My book needed to offer something new. It couldn’t have the same ending as Orwell’s book, and it couldn’t make the exact same political points. So I worked very hard to try to make it consistent philosophically with Orwell, but the plot had to offer surprises.
Did any dystopian novels of more recent times influence you?
To a certain degree, yes. That was a difficult line to walk. Generally speaking, contemporary dystopias have a very different logic from 1984. The Hunger Games isn’t a political warning, it’s a hero narrative. Most recent dystopias are the same. They’re about good people overthrowing an evil government or surviving in a post-apocalyptic world through their courage and decency. Along the way, they conquer their own demons. Sometimes there’s an unhappy ending, but the people are still behaving heroically.
There’s nothing wrong with that, and a lot of writers have done smart things with it, but it’s very much not Orwell. He made Winston about as unpalatable and unheroic as it’s possible to be. At one point, after a bombing, he casually kicks a child’s severed hand out of his path — and he does not look around to see if the child is nearby and might be helped.
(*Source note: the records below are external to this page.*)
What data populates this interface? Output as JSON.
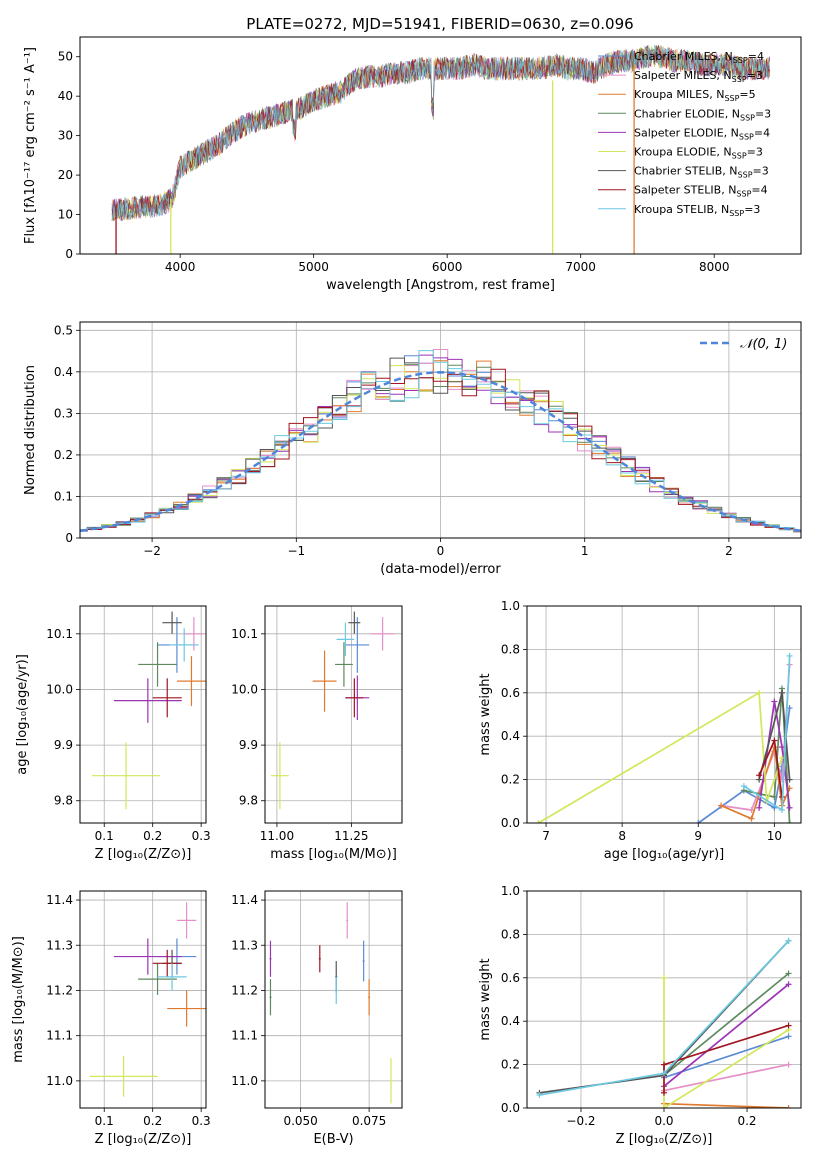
{
  "figure_title": "PLATE=0272, MJD=51941, FIBERID=0630, z=0.096",
  "models": [
    {
      "name": "Chabrier MILES",
      "nssp": "4",
      "color": "#5b8bd6"
    },
    {
      "name": "Salpeter MILES",
      "nssp": "3",
      "color": "#e58fc8"
    },
    {
      "name": "Kroupa MILES",
      "nssp": "5",
      "color": "#e07a2e"
    },
    {
      "name": "Chabrier ELODIE",
      "nssp": "3",
      "color": "#5e8a5e"
    },
    {
      "name": "Salpeter ELODIE",
      "nssp": "4",
      "color": "#9b35b5"
    },
    {
      "name": "Kroupa ELODIE",
      "nssp": "3",
      "color": "#d4e65a"
    },
    {
      "name": "Chabrier STELIB",
      "nssp": "3",
      "color": "#555555"
    },
    {
      "name": "Salpeter STELIB",
      "nssp": "4",
      "color": "#a0151f"
    },
    {
      "name": "Kroupa STELIB",
      "nssp": "3",
      "color": "#6cc9e0"
    }
  ],
  "legend_suffix": "N",
  "legend_sub": "SSP",
  "normal_legend": "𝒩(0, 1)",
  "normal_color": "#4f86d9",
  "chart_data": [
    {
      "id": "spectrum",
      "type": "line",
      "title": "PLATE=0272, MJD=51941, FIBERID=0630, z=0.096",
      "xlabel": "wavelength [Angstrom, rest frame]",
      "ylabel": "Flux [fλ10⁻¹⁷ erg cm⁻² s⁻¹ A⁻¹]",
      "xlim": [
        3250,
        8650
      ],
      "ylim": [
        0,
        55
      ],
      "xticks": [
        4000,
        5000,
        6000,
        7000,
        8000
      ],
      "yticks": [
        0,
        10,
        20,
        30,
        40,
        50
      ],
      "shape_x": [
        3500,
        3600,
        3700,
        3800,
        3900,
        3950,
        4000,
        4100,
        4200,
        4300,
        4400,
        4500,
        4600,
        4700,
        4800,
        4900,
        5000,
        5100,
        5200,
        5300,
        5400,
        5500,
        5600,
        5700,
        5800,
        5900,
        6000,
        6100,
        6200,
        6300,
        6400,
        6500,
        6600,
        6700,
        6800,
        6900,
        7000,
        7100,
        7200,
        7300,
        7400,
        7500,
        7600,
        7700,
        7800,
        7900,
        8000,
        8100,
        8200,
        8300,
        8400
      ],
      "shape_y": [
        11,
        11.5,
        12,
        12,
        13,
        15,
        22,
        24,
        26,
        28,
        31,
        33,
        34,
        35,
        36,
        37,
        39,
        40,
        41,
        44,
        45,
        45,
        46,
        46,
        47,
        47,
        47,
        47,
        48,
        47,
        47,
        47,
        47,
        47,
        48,
        47,
        47,
        46,
        48,
        49,
        49,
        50,
        50,
        49,
        49,
        48,
        48,
        48,
        47,
        47,
        47
      ]
    },
    {
      "id": "residuals",
      "type": "histogram",
      "xlabel": "(data-model)/error",
      "ylabel": "Normed distribution",
      "xlim": [
        -2.5,
        2.5
      ],
      "ylim": [
        0,
        0.52
      ],
      "xticks": [
        -2,
        -1,
        0,
        1,
        2
      ],
      "yticks": [
        0.0,
        0.1,
        0.2,
        0.3,
        0.4,
        0.5
      ],
      "bin_width": 0.1
    },
    {
      "id": "age_vs_Z",
      "type": "scatter",
      "xlabel": "Z [log₁₀(Z/Z⊙)]",
      "ylabel": "age  [log₁₀(age/yr)]",
      "xlim": [
        0.05,
        0.31
      ],
      "ylim": [
        9.76,
        10.15
      ],
      "xticks": [
        0.1,
        0.2,
        0.3
      ],
      "xticklabels": [
        "0.1",
        "0.2",
        "0.3"
      ],
      "yticks": [
        9.8,
        9.9,
        10.0,
        10.1
      ],
      "yticklabels": [
        "9.8",
        "9.9",
        "10.0",
        "10.1"
      ],
      "points": [
        {
          "x": 0.25,
          "y": 10.08,
          "xerr": 0.04,
          "yerr": 0.05
        },
        {
          "x": 0.285,
          "y": 10.1,
          "xerr": 0.02,
          "yerr": 0.03
        },
        {
          "x": 0.28,
          "y": 10.015,
          "xerr": 0.03,
          "yerr": 0.045
        },
        {
          "x": 0.21,
          "y": 10.045,
          "xerr": 0.04,
          "yerr": 0.04
        },
        {
          "x": 0.19,
          "y": 9.98,
          "xerr": 0.07,
          "yerr": 0.04
        },
        {
          "x": 0.145,
          "y": 9.845,
          "xerr": 0.07,
          "yerr": 0.06
        },
        {
          "x": 0.24,
          "y": 10.12,
          "xerr": 0.02,
          "yerr": 0.02
        },
        {
          "x": 0.23,
          "y": 9.985,
          "xerr": 0.03,
          "yerr": 0.035
        },
        {
          "x": 0.265,
          "y": 10.08,
          "xerr": 0.03,
          "yerr": 0.03
        }
      ]
    },
    {
      "id": "age_vs_mass",
      "type": "scatter",
      "xlabel": "mass [log₁₀(M/M⊙)]",
      "xlim": [
        10.96,
        11.42
      ],
      "ylim": [
        9.76,
        10.15
      ],
      "xticks": [
        11.0,
        11.25
      ],
      "xticklabels": [
        "11.00",
        "11.25"
      ],
      "yticks": [
        9.8,
        9.9,
        10.0,
        10.1
      ],
      "yticklabels": [
        "9.8",
        "9.9",
        "10.0",
        "10.1"
      ],
      "points": [
        {
          "x": 11.27,
          "y": 10.08,
          "xerr": 0.04,
          "yerr": 0.05
        },
        {
          "x": 11.355,
          "y": 10.1,
          "xerr": 0.04,
          "yerr": 0.03
        },
        {
          "x": 11.16,
          "y": 10.015,
          "xerr": 0.04,
          "yerr": 0.055
        },
        {
          "x": 11.225,
          "y": 10.045,
          "xerr": 0.03,
          "yerr": 0.04
        },
        {
          "x": 11.27,
          "y": 9.985,
          "xerr": 0.04,
          "yerr": 0.04
        },
        {
          "x": 11.01,
          "y": 9.845,
          "xerr": 0.03,
          "yerr": 0.06
        },
        {
          "x": 11.26,
          "y": 10.12,
          "xerr": 0.02,
          "yerr": 0.02
        },
        {
          "x": 11.26,
          "y": 9.985,
          "xerr": 0.03,
          "yerr": 0.035
        },
        {
          "x": 11.23,
          "y": 10.09,
          "xerr": 0.03,
          "yerr": 0.03
        }
      ]
    },
    {
      "id": "mass_weight_vs_age",
      "type": "line",
      "xlabel": "age  [log₁₀(age/yr)]",
      "ylabel": "mass weight",
      "xlim": [
        6.75,
        10.35
      ],
      "ylim": [
        0,
        1.0
      ],
      "xticks": [
        7,
        8,
        9,
        10
      ],
      "xticklabels": [
        "7",
        "8",
        "9",
        "10"
      ],
      "yticks": [
        0.0,
        0.2,
        0.4,
        0.6,
        0.8,
        1.0
      ],
      "yticklabels": [
        "0.0",
        "0.2",
        "0.4",
        "0.6",
        "0.8",
        "1.0"
      ],
      "series": [
        {
          "x": [
            9.0,
            9.6,
            10.0,
            10.1,
            10.2
          ],
          "y": [
            0.0,
            0.15,
            0.07,
            0.26,
            0.53
          ]
        },
        {
          "x": [
            9.3,
            9.7,
            10.0,
            10.1,
            10.2
          ],
          "y": [
            0.08,
            0.06,
            0.33,
            0.2,
            0.73
          ]
        },
        {
          "x": [
            9.3,
            9.7,
            10.0,
            10.1,
            10.2
          ],
          "y": [
            0.08,
            0.02,
            0.35,
            0.08,
            0.16
          ]
        },
        {
          "x": [
            9.6,
            10.0,
            10.1,
            10.2
          ],
          "y": [
            0.15,
            0.12,
            0.62,
            0.0
          ]
        },
        {
          "x": [
            9.8,
            10.0,
            10.1,
            10.2
          ],
          "y": [
            0.07,
            0.56,
            0.35,
            0.07
          ]
        },
        {
          "x": [
            6.9,
            9.8,
            9.9,
            10.1
          ],
          "y": [
            0.0,
            0.6,
            0.1,
            0.3
          ]
        },
        {
          "x": [
            9.8,
            10.1,
            10.2
          ],
          "y": [
            0.2,
            0.6,
            0.2
          ]
        },
        {
          "x": [
            9.8,
            10.0,
            10.1
          ],
          "y": [
            0.22,
            0.38,
            0.12
          ]
        },
        {
          "x": [
            9.6,
            10.1,
            10.2
          ],
          "y": [
            0.17,
            0.06,
            0.77
          ]
        }
      ]
    },
    {
      "id": "mass_vs_Z",
      "type": "scatter",
      "xlabel": "Z [log₁₀(Z/Z⊙)]",
      "ylabel": "mass [log₁₀(M/M⊙)]",
      "xlim": [
        0.05,
        0.31
      ],
      "ylim": [
        10.94,
        11.42
      ],
      "xticks": [
        0.1,
        0.2,
        0.3
      ],
      "xticklabels": [
        "0.1",
        "0.2",
        "0.3"
      ],
      "yticks": [
        11.0,
        11.1,
        11.2,
        11.3,
        11.4
      ],
      "yticklabels": [
        "11.0",
        "11.1",
        "11.2",
        "11.3",
        "11.4"
      ],
      "points": [
        {
          "x": 0.25,
          "y": 11.275,
          "xerr": 0.04,
          "yerr": 0.04
        },
        {
          "x": 0.27,
          "y": 11.355,
          "xerr": 0.02,
          "yerr": 0.04
        },
        {
          "x": 0.27,
          "y": 11.16,
          "xerr": 0.04,
          "yerr": 0.04
        },
        {
          "x": 0.21,
          "y": 11.225,
          "xerr": 0.04,
          "yerr": 0.035
        },
        {
          "x": 0.19,
          "y": 11.275,
          "xerr": 0.07,
          "yerr": 0.04
        },
        {
          "x": 0.14,
          "y": 11.01,
          "xerr": 0.07,
          "yerr": 0.045
        },
        {
          "x": 0.24,
          "y": 11.26,
          "xerr": 0.02,
          "yerr": 0.03
        },
        {
          "x": 0.23,
          "y": 11.26,
          "xerr": 0.03,
          "yerr": 0.03
        },
        {
          "x": 0.24,
          "y": 11.23,
          "xerr": 0.03,
          "yerr": 0.03
        }
      ]
    },
    {
      "id": "mass_vs_EBV",
      "type": "scatter",
      "xlabel": "E(B-V)",
      "xlim": [
        0.037,
        0.087
      ],
      "ylim": [
        10.94,
        11.42
      ],
      "xticks": [
        0.05,
        0.075
      ],
      "xticklabels": [
        "0.050",
        "0.075"
      ],
      "yticks": [
        11.0,
        11.1,
        11.2,
        11.3,
        11.4
      ],
      "yticklabels": [
        "11.0",
        "11.1",
        "11.2",
        "11.3",
        "11.4"
      ],
      "points": [
        {
          "x": 0.073,
          "y": 11.265,
          "xerr": 0,
          "yerr": 0.045
        },
        {
          "x": 0.067,
          "y": 11.355,
          "xerr": 0,
          "yerr": 0.04
        },
        {
          "x": 0.075,
          "y": 11.185,
          "xerr": 0,
          "yerr": 0.04
        },
        {
          "x": 0.039,
          "y": 11.185,
          "xerr": 0,
          "yerr": 0.04
        },
        {
          "x": 0.039,
          "y": 11.27,
          "xerr": 0,
          "yerr": 0.04
        },
        {
          "x": 0.083,
          "y": 11.0,
          "xerr": 0,
          "yerr": 0.05
        },
        {
          "x": 0.063,
          "y": 11.23,
          "xerr": 0,
          "yerr": 0.035
        },
        {
          "x": 0.057,
          "y": 11.27,
          "xerr": 0,
          "yerr": 0.03
        },
        {
          "x": 0.063,
          "y": 11.2,
          "xerr": 0,
          "yerr": 0.03
        }
      ]
    },
    {
      "id": "mass_weight_vs_Z",
      "type": "line",
      "xlabel": "Z [log₁₀(Z/Z⊙)]",
      "ylabel": "mass weight",
      "xlim": [
        -0.33,
        0.33
      ],
      "ylim": [
        0,
        1.0
      ],
      "xticks": [
        -0.2,
        0.0,
        0.2
      ],
      "xticklabels": [
        "−0.2",
        "0.0",
        "0.2"
      ],
      "yticks": [
        0.0,
        0.2,
        0.4,
        0.6,
        0.8,
        1.0
      ],
      "yticklabels": [
        "0.0",
        "0.2",
        "0.4",
        "0.6",
        "0.8",
        "1.0"
      ],
      "series": [
        {
          "x": [
            0.0,
            0.3
          ],
          "y": [
            0.14,
            0.33
          ]
        },
        {
          "x": [
            0.0,
            0.3
          ],
          "y": [
            0.08,
            0.2
          ]
        },
        {
          "x": [
            0.0,
            0.3
          ],
          "y": [
            0.02,
            0.0
          ]
        },
        {
          "x": [
            0.0,
            0.3
          ],
          "y": [
            0.15,
            0.62
          ]
        },
        {
          "x": [
            0.0,
            0.3
          ],
          "y": [
            0.1,
            0.57
          ]
        },
        {
          "x": [
            0.0,
            0.0,
            0.3
          ],
          "y": [
            0.6,
            0.0,
            0.36
          ]
        },
        {
          "x": [
            -0.3,
            0.0,
            0.3
          ],
          "y": [
            0.07,
            0.15,
            0.77
          ]
        },
        {
          "x": [
            0.0,
            0.0,
            0.3
          ],
          "y": [
            0.07,
            0.2,
            0.38
          ]
        },
        {
          "x": [
            -0.3,
            0.0,
            0.3
          ],
          "y": [
            0.06,
            0.16,
            0.77
          ]
        }
      ]
    }
  ]
}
He fantasizes about murdering women on three separate occasions. He’s frightened of his own shadow, he’s infatuated with the brutal O’Brien and he’s wrong about almost everything. Orwell also makes a point of making him physically unattractive. It’s just a different kind of book.
So I did make Julia a bit more heroic than Winston, and I used more of the tools of a hero narrative than Orwell did, but at the same time, she isn’t Katniss Everdeen. She’s much more of a creature of her tainted world.